# Relocating to Lucca - ciao a tuti!



## Indigo_1234 (Sep 9, 2020)

Ciao all,

My family and I currently planning on moving back to Italy, and in particular to the Lucca / Tuscany area.

My wife is Italian and I've spent a few years living in Milan and other places, so we know the country well, however Tuscany would be new for both of us.

We're now living in London but feel that it is as good a time as any to start planning for the next chapter in our adventure 

We'll be heading over a few times in the coming months (as flights and general travel hopefully start getting back to normal), but I was wondering if anyone had thoughts or comments about any particularly good places to consider in Tuscany?

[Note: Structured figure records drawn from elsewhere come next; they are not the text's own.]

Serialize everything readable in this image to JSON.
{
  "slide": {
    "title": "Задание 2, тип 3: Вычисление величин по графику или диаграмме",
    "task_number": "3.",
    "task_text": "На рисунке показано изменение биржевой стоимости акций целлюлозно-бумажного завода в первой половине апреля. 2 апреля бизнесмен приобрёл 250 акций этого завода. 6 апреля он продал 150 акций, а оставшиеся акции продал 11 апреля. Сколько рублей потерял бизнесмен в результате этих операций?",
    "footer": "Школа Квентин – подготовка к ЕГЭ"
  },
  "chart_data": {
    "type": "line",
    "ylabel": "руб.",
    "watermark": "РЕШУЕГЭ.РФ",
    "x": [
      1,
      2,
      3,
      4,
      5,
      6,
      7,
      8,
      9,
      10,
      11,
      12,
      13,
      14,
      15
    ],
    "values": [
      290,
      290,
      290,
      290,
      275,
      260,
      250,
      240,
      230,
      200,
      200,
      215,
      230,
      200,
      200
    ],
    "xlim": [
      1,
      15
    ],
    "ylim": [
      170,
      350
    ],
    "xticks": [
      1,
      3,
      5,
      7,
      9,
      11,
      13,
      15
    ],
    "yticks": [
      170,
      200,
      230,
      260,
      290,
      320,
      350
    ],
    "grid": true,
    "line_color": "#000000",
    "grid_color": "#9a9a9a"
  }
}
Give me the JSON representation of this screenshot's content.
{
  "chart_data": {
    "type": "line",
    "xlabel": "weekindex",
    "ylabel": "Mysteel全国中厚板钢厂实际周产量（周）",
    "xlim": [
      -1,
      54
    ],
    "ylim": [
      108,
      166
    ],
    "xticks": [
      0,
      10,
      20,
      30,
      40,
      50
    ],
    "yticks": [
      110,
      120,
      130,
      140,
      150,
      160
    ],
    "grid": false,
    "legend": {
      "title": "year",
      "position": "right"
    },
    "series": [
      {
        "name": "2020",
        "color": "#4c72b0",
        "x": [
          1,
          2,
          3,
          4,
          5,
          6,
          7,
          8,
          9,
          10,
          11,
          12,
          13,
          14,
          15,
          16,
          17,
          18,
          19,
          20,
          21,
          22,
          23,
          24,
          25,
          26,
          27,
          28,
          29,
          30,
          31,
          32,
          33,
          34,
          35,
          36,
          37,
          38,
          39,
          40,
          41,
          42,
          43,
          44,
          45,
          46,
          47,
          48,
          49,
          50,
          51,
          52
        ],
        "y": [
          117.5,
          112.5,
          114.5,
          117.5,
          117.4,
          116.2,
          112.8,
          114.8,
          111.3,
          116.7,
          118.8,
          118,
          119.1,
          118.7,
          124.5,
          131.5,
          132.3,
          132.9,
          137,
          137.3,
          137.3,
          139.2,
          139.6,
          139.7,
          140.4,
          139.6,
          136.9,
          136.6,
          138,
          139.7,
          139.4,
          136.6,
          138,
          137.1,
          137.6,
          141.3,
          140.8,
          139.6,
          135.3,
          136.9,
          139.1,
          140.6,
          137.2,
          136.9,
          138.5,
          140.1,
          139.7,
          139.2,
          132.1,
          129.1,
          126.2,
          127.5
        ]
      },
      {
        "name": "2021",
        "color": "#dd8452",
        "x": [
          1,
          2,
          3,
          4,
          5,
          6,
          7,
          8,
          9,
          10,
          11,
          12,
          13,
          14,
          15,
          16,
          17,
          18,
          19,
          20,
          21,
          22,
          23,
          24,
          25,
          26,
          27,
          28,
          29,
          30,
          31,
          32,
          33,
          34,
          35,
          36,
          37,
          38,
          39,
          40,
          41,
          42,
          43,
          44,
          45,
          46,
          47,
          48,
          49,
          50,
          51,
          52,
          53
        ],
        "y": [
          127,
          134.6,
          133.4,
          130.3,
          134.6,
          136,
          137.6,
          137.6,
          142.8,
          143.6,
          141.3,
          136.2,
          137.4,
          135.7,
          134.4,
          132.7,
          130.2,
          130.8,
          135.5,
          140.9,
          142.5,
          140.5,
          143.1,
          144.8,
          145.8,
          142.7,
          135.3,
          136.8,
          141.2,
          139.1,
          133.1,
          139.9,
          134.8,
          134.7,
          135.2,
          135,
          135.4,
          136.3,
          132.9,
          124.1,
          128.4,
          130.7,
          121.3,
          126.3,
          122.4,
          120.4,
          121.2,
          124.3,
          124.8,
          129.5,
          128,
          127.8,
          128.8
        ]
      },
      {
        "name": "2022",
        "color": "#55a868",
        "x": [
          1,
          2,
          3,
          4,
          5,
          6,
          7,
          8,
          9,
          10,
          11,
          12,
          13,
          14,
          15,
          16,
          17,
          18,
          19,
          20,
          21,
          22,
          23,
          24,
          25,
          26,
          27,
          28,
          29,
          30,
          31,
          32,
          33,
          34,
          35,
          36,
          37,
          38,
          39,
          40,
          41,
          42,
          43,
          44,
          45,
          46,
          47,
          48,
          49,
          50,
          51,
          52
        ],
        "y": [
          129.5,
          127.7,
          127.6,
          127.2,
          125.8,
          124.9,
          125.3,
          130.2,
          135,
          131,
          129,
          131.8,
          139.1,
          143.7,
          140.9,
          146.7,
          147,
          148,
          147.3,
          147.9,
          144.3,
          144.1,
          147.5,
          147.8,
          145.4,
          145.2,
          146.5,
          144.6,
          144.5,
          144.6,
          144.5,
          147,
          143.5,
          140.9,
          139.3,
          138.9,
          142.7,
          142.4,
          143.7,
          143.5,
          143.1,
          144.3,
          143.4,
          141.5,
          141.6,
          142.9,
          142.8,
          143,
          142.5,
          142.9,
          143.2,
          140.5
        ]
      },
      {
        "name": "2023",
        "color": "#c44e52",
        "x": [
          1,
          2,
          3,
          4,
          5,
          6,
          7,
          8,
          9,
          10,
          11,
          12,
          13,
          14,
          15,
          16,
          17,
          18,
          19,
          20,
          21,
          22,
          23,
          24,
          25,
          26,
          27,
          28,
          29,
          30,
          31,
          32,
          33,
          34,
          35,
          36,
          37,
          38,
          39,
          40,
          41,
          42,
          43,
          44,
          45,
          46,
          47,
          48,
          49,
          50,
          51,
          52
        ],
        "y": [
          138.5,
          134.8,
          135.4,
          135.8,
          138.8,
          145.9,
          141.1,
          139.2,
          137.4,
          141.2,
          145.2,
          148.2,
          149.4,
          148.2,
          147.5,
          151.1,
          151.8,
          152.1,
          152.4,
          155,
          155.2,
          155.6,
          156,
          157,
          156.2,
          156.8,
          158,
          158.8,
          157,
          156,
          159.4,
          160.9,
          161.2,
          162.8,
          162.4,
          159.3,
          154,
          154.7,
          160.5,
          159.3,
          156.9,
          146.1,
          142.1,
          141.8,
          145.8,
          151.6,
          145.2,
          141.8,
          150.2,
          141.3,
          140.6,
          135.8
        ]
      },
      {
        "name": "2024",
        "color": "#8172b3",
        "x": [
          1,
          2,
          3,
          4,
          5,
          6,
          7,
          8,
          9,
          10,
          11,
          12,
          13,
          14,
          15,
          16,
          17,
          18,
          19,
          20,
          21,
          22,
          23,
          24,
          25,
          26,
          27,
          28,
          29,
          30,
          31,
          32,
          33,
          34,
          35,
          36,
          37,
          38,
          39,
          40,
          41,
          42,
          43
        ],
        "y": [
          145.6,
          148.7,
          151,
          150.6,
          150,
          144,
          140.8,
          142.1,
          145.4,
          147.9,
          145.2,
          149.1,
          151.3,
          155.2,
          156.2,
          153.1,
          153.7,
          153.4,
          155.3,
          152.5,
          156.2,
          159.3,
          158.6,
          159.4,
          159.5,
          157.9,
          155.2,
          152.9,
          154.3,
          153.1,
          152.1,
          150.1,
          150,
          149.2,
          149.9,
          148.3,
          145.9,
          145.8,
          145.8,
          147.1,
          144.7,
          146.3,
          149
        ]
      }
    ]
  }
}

I had proposed Siena as a good base, however, as we've got friends already living near Montecatini Terme I think we're now mainly looking in the northern part of the region.

Does anyone have views on the southern part of the Capannori area - it seems to be well placed for Lucca (20 mins away) and has some great hilltop towns too, as well as a good stock of properties that are not too remote either.

Grazie a tutti ed a presto!


----------



## NickZ (Jun 26, 2009)

Do you need to work? If so start with that. You'll want to live near your work.


----------



## Indigo_1234 (Sep 9, 2020)

Ciao Nick,

No, our work is mainly online, so we don't really need to live too close to any place for jobs.

One thing we do want to ensure is that there is a decent internet connection available, as I do remember this sometimes being a bit hit and miss in the past - have things improved in terms of the overall infrastructure / availability / speeds?


----------



## NickZ (Jun 26, 2009)

In cities or major towns these days 100 Mb/s fibre to the cabinet is likely considered bottom level. You may find 200 Mb/s in some areas. Maybe in Florence centre you might find a small amount of 1Gb/s service but I wouldn't count on it. Download speeds of course.

The further from the towns you move the more likely you'll have to live with DSL at 20Mb/s . For the same price.


----------



## ilsognatore (Aug 3, 2020)

A London friend has had a family house in Roggio (above Lucca) for several decades, so she knows the area very well. Happy to connect you if you'd like a chat.


----------